Of course she shouldn’t really be there should she? The monarchy is the cornerstone of aristocracy – the system whereby holding power is hereditary and the elite maintain themselves through control of Law, Church and State. The royal family is at the apex of this class system. When Hitler talked of the thousand year reich, he could well have been looking across the channel to England, where many of the most powerful families can trace their fortunes back to William the Conqueror. Whilst many of the trappings of aristocracy have been swept away, the fundamentals of the system remain, and the Windsors are the epitome of hereditary power. For whilst the Queen seems to be impotent, her influence goes through the heart of society like ‘Blackpool’ through a stick of rock. Her constitutional powers may be limited, but she does have the right to dissolve parliament and dismiss the Prime Minister. Indeed, her official role now could be seen as to protect the people from any excesses of government. She is the defender of the people. Don’t think it couldn’t happen. Gough Whitlam was removed from office in Australia in 1975 by the Governor-General, the Queen’s man in Canberra.

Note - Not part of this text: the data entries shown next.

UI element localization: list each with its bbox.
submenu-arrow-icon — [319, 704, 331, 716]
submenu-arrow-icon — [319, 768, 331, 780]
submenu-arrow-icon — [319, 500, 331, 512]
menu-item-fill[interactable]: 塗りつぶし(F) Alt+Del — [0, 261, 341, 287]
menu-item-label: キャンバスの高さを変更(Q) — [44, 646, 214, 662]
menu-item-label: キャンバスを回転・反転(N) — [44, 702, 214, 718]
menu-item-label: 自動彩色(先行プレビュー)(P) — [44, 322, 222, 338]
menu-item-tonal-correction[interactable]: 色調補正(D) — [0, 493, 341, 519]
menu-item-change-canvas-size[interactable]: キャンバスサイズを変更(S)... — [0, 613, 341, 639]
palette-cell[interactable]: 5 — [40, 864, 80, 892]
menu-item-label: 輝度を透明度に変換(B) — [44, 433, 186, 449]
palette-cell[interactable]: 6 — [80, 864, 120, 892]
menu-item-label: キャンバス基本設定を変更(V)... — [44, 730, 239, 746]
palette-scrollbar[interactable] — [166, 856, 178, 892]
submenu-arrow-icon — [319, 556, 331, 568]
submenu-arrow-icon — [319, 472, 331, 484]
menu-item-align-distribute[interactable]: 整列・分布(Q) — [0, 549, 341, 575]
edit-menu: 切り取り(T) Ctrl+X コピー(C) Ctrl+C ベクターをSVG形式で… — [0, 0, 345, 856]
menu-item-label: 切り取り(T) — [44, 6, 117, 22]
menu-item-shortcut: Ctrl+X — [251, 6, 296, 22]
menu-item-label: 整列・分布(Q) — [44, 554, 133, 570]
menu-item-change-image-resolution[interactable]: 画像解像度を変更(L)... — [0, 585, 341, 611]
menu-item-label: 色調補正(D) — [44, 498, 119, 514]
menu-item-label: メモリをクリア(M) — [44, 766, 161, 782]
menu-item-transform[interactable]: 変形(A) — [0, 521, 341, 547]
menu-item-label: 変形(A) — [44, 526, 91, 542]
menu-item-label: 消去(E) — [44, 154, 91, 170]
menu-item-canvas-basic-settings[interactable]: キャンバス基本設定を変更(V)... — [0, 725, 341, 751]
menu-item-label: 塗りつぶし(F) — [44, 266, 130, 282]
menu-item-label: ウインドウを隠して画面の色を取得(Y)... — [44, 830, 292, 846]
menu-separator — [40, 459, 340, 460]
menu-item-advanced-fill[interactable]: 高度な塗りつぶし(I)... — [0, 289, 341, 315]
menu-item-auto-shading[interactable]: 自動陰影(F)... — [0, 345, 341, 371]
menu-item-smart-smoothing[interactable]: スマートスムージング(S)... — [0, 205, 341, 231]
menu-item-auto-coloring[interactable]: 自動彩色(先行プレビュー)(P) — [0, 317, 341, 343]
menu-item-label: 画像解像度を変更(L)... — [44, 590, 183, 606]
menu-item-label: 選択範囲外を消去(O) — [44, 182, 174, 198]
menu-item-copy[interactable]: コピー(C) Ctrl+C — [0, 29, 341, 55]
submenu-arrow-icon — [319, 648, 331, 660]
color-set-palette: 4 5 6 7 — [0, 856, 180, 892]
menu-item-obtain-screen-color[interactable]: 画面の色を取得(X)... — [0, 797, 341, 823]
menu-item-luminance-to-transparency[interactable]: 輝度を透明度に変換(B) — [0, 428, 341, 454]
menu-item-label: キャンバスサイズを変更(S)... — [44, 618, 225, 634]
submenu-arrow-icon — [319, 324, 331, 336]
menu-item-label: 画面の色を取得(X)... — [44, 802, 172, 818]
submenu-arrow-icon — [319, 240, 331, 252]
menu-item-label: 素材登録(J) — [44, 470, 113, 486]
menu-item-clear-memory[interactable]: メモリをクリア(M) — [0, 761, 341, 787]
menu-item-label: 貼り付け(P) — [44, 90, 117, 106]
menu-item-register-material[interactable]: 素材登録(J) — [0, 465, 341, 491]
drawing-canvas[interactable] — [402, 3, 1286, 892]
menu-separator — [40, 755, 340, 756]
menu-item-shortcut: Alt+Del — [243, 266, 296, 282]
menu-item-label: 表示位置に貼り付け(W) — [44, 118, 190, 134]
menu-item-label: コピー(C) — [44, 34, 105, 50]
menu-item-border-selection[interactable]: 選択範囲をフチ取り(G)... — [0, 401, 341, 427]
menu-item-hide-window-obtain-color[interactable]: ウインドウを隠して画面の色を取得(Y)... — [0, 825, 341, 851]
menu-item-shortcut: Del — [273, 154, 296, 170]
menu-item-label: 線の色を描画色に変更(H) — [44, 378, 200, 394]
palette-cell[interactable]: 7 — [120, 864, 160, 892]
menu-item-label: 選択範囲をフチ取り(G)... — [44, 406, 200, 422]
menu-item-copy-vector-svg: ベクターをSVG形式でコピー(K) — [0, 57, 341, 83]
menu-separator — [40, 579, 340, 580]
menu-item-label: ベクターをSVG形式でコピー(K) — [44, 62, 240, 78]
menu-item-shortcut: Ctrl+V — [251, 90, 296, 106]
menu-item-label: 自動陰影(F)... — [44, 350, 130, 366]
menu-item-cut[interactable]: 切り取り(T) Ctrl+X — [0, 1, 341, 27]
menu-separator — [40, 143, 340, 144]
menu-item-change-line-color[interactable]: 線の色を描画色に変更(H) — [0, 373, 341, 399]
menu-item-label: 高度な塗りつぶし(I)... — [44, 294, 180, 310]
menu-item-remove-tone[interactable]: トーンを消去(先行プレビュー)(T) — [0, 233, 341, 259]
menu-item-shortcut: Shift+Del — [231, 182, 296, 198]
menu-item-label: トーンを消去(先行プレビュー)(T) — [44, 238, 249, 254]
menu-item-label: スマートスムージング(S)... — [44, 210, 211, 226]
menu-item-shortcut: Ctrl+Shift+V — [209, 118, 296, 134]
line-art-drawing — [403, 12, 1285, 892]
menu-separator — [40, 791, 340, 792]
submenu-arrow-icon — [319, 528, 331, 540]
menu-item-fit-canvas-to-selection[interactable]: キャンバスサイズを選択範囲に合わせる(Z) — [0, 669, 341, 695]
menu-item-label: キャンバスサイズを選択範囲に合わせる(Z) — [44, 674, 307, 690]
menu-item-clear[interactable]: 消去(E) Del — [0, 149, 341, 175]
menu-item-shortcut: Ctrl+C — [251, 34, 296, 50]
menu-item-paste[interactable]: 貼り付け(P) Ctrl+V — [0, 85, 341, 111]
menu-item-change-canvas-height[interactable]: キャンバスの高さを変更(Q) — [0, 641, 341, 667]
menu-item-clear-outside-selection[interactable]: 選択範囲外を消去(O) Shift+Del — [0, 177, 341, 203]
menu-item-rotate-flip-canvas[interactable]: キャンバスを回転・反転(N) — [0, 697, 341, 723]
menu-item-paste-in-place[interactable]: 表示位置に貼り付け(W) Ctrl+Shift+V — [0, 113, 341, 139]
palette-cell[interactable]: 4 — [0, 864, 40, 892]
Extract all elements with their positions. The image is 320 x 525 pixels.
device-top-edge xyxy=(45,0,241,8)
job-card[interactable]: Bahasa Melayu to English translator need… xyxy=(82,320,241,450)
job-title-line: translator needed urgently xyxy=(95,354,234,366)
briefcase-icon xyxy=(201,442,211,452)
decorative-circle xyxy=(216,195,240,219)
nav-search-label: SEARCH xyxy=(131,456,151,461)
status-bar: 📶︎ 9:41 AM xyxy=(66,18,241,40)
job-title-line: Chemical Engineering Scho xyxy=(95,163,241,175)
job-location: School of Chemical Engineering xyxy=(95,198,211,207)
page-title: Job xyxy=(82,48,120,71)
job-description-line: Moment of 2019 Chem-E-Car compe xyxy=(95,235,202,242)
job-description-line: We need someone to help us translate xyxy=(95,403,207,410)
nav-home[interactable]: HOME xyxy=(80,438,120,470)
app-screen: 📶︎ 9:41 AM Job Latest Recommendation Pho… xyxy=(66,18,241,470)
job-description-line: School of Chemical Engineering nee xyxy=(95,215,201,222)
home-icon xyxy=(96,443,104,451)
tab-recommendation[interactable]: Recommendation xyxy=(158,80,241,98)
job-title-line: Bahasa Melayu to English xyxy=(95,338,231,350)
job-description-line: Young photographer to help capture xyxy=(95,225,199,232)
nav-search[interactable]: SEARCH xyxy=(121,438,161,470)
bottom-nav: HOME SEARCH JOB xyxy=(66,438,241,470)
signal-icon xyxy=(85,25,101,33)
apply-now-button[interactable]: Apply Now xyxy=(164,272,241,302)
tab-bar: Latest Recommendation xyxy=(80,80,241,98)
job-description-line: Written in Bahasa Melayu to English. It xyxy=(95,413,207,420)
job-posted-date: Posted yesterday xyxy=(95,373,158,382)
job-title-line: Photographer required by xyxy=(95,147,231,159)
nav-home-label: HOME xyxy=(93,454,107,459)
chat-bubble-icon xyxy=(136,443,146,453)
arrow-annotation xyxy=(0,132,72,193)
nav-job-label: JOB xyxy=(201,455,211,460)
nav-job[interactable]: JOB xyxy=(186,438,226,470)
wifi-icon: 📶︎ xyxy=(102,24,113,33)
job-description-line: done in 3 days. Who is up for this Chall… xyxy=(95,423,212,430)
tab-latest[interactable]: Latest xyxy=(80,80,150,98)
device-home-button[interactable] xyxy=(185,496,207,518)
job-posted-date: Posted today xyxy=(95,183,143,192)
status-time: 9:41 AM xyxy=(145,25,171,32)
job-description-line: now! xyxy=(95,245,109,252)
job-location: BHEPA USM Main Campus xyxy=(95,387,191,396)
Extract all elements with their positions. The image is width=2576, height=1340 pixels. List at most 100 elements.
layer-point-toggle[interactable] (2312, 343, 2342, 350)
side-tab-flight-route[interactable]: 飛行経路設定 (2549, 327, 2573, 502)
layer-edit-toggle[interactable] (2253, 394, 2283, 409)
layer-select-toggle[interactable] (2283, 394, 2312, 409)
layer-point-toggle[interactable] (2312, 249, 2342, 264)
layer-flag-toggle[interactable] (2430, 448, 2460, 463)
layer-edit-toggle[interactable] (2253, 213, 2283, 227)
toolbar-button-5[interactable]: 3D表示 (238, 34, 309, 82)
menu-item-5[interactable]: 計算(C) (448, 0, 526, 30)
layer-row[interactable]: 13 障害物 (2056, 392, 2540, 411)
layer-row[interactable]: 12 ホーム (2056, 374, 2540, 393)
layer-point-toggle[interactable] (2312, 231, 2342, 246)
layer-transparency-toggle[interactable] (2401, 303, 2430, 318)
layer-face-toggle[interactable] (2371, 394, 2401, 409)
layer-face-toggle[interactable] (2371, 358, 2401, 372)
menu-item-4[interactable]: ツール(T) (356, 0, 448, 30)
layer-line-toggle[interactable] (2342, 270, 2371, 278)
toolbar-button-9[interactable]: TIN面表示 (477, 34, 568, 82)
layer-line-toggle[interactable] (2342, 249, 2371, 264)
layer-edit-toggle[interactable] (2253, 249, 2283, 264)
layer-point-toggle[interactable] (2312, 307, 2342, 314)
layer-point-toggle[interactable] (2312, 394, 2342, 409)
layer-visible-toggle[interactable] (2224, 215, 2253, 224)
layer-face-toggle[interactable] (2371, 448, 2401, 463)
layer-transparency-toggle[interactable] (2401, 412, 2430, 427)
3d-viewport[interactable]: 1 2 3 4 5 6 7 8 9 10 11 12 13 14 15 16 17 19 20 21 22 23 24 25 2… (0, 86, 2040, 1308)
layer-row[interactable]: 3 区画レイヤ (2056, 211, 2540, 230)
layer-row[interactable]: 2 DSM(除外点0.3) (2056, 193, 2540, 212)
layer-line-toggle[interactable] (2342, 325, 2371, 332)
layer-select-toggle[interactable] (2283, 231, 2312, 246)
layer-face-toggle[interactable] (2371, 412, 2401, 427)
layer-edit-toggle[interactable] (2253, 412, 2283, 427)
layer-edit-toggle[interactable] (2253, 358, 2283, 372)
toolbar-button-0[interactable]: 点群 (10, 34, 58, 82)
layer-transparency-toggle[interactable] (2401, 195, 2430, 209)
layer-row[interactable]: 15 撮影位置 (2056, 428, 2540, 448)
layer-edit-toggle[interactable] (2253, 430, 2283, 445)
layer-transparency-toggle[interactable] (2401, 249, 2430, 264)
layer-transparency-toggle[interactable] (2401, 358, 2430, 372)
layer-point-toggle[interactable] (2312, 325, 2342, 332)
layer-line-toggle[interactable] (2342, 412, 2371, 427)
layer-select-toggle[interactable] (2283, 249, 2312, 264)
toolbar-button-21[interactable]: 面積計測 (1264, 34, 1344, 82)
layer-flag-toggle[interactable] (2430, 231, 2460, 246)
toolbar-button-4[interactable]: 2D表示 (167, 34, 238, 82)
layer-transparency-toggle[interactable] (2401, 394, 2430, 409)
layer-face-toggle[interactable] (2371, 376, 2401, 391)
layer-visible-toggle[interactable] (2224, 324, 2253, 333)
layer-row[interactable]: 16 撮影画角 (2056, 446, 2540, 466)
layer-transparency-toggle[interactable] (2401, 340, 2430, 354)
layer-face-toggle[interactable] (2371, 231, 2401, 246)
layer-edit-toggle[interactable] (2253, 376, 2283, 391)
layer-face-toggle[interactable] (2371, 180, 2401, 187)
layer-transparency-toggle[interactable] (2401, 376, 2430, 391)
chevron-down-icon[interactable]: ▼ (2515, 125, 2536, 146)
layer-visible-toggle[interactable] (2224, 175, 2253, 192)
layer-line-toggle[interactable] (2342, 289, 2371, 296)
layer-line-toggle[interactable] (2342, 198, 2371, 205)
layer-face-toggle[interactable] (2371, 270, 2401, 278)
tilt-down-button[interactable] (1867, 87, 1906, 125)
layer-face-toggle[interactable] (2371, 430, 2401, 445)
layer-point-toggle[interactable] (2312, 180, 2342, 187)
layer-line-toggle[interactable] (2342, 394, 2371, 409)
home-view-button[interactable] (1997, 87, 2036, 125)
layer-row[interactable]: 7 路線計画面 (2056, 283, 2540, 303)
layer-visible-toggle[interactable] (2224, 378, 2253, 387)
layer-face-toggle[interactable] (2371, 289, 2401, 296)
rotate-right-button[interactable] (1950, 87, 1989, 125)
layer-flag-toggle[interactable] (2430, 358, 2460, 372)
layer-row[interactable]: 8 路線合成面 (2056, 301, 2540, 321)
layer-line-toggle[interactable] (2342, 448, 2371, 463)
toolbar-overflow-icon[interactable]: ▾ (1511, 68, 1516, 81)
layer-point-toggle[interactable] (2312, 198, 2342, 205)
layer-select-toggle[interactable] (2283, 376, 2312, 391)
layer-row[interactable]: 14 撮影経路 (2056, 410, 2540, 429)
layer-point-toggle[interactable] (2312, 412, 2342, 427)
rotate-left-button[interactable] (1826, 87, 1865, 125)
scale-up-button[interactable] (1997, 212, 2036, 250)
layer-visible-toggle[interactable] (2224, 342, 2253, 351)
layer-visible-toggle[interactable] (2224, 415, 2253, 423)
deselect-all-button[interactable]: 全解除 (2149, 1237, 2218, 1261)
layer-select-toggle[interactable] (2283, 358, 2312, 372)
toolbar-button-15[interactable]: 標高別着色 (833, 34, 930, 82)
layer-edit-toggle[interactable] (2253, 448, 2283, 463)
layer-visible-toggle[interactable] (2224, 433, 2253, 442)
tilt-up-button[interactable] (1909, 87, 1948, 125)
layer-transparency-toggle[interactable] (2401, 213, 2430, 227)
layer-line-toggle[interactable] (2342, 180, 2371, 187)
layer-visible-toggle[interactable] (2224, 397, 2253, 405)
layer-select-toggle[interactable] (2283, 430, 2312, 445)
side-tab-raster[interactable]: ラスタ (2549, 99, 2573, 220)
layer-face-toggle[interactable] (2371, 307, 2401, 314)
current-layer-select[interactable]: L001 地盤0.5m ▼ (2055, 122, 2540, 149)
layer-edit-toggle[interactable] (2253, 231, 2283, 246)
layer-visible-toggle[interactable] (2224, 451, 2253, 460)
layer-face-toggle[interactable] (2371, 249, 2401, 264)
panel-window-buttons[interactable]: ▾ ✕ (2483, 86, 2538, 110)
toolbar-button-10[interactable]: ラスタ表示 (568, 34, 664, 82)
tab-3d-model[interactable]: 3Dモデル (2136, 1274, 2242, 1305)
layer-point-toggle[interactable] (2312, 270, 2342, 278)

So a hereditary monarch with such sweeping power should be the very antithesis of a modern democracy. Surely any right-thinking citizen should call for her removal and the destruction of all she represents. But that would only work if the system could be replaced by something better. Granted, if we were starting afresh with a clean sheet of paper, we wouldn’t contemplate such a system. An elected head of state would be an obvious choice, in a meritocracy with an informed and unselfish electorate. However, in a state where public opinion is formed by headlines and sound bites and the money in our pockets today trumps any thought of tomorrow, having a constant at the heart of government who can influence and restrain the fickle, attention-loving politicians is invaluable.
As a republican with a huge respect for the queen, I want to have my cake and eat it. We should abolish the Monarchy for an elected head of state. I think we should all vote for Mrs Elizabeth Windsor.